With his back against a tree, where he had propped himself after the first shock of the bullet in his lung, he took a last look at life with a passionless imperturbability. If there was any emotion at all in his face it was one of vindictiveness—an emotion roused by an intense and terrible hatred that in this hour saw the fulfilment of its vengeance. Few men nursed a hatred as Breault had nursed his. And it gave him strength now, when another man would have died.

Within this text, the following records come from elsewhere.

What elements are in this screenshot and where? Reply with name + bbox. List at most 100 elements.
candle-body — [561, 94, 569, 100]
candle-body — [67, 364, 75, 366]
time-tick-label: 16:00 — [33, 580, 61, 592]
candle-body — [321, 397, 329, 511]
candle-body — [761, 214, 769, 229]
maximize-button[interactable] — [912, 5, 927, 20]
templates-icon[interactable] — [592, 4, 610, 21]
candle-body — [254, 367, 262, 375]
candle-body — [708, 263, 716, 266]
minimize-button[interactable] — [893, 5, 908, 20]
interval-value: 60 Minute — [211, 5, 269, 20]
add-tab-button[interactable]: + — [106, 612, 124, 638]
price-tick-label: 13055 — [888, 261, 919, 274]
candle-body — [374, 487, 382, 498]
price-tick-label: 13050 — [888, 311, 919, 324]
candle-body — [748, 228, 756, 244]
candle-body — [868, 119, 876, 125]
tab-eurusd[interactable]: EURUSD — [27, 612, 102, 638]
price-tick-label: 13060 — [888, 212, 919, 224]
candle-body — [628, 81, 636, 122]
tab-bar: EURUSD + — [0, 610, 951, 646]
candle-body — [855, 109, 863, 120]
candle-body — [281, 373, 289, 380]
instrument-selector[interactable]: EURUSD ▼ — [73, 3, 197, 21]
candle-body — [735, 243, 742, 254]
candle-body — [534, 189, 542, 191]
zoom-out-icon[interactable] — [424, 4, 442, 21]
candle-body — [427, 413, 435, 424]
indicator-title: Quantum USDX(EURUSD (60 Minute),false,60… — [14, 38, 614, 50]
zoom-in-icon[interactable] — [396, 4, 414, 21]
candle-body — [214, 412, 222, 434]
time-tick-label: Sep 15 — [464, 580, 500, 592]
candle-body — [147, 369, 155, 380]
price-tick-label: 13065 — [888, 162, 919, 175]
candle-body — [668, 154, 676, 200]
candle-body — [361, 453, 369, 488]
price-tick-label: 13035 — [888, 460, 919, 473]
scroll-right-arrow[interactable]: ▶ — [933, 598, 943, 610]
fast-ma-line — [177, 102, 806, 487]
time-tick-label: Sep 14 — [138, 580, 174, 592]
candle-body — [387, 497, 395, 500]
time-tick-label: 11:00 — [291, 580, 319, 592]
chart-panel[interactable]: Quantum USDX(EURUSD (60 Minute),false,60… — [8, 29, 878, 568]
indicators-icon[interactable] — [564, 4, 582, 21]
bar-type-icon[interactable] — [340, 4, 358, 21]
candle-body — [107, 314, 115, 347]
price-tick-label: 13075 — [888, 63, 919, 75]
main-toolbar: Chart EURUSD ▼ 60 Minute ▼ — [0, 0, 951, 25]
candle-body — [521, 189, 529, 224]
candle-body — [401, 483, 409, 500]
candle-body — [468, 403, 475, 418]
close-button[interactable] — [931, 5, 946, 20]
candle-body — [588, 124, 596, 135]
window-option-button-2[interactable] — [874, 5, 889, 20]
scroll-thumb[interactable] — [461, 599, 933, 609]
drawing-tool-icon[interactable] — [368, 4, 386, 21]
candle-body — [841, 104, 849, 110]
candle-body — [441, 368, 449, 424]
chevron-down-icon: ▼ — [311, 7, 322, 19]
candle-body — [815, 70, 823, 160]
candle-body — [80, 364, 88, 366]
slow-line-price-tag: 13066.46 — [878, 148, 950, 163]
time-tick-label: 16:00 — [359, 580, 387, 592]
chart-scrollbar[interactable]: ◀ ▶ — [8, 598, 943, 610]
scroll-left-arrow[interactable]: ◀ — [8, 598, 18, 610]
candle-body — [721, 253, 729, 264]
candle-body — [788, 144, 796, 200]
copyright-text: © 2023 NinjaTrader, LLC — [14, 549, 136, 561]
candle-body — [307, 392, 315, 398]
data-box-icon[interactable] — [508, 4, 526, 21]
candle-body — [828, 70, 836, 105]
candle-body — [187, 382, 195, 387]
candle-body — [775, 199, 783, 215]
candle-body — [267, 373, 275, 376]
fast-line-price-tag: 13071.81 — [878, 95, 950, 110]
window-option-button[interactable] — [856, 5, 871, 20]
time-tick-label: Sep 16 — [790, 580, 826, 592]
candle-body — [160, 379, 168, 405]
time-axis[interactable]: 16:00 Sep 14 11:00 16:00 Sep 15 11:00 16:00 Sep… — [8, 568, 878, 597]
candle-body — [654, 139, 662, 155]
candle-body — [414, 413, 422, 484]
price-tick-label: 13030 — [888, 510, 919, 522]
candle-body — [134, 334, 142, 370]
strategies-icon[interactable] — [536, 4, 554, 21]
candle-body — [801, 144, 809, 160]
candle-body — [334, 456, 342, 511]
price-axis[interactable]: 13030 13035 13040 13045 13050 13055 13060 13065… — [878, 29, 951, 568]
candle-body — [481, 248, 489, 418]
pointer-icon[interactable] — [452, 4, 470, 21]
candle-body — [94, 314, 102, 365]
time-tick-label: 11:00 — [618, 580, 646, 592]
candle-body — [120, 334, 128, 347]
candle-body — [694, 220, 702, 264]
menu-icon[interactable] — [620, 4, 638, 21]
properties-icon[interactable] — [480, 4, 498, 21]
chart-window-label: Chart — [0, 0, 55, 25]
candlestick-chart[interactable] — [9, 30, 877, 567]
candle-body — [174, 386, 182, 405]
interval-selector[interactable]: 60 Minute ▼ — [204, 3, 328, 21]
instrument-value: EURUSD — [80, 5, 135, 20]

He measured the distance between himself and the sledge. It was, perhaps, a dozen paces. The dogs were still standing, tangled a little in their traces,—eight of them,—wide-chested, thin at the groins, a wolfish horde, built for endurance and speed. On the sledge was a quarter of a ton of his Majesty's mail. Toward this Breault began to creep slowly and with great pain. A hand inside of him seemed crushing the fiber of his lung, so that the blood oozed out of his mouth. When he reached the sledge there were many red patches in the snow behind him. He opened with considerable difficulty a small dunnage sack, and after fumbling a bit took there-from a pencil attached to a long red string, and a soiled envelope.
For the first time a change came upon his countenance—a ghastly smile. And above his hissing breath, that gushed between his lips with the sound of air pumped through the fine mesh of a colander, there rose a still more ghastly croak of exultation and of triumph. Laboriously he wrote. A few words, and the pencil dropped from his stiffening fingers into the snow. Around his neck he wore a long red scarf held together by a big brass pin, and to this pin he fastened securely the envelope.
This much done,—the mystery of his death solved for those who might some day find him,—the ordinary man would have contented himself by yielding up life's struggle with as little more physical difficulty as possible. Breault was not ordinary. He was, in his one way, efficiency incarnate. He made space for himself on the sledge, and laid himself out in that space with great care, first taking pains to fasten about his thighs two babiche thongs that were employed at times to steady his freight. Then he ran his left arm through one of the loops of the stout mail-chest. By taking these precautions he was fairly secure in the belief that after he was dead and frozen stiff no amount of rough trailing by the dogs could roll him from the sledge.
In this conjecture he was right. When the starved and exhausted malamutes dragged their silent burden into the Northwest Mounted Police outpost barracks at Crooked Bow twenty-four hours later, an ax and a sapling bar were required to pry Francois Breault from his bier. Previous to this process, however, Sergeant Fitzgerald, in charge at the outpost, took possession of the soiled envelope pinned to Breault's red scarf. The information it bore was simple, and yet exceedingly definite. Few men in dying as Breault had died could have made the matter easier for the police.
On the envelope he had written:
Jan Thoreau shot me and left me for dead. Have just strength to write this—no more.
Francois Breault.
It was epic—a colossal monument to this man, thought Sergeant Fitzgerald, as they pried the frozen body loose.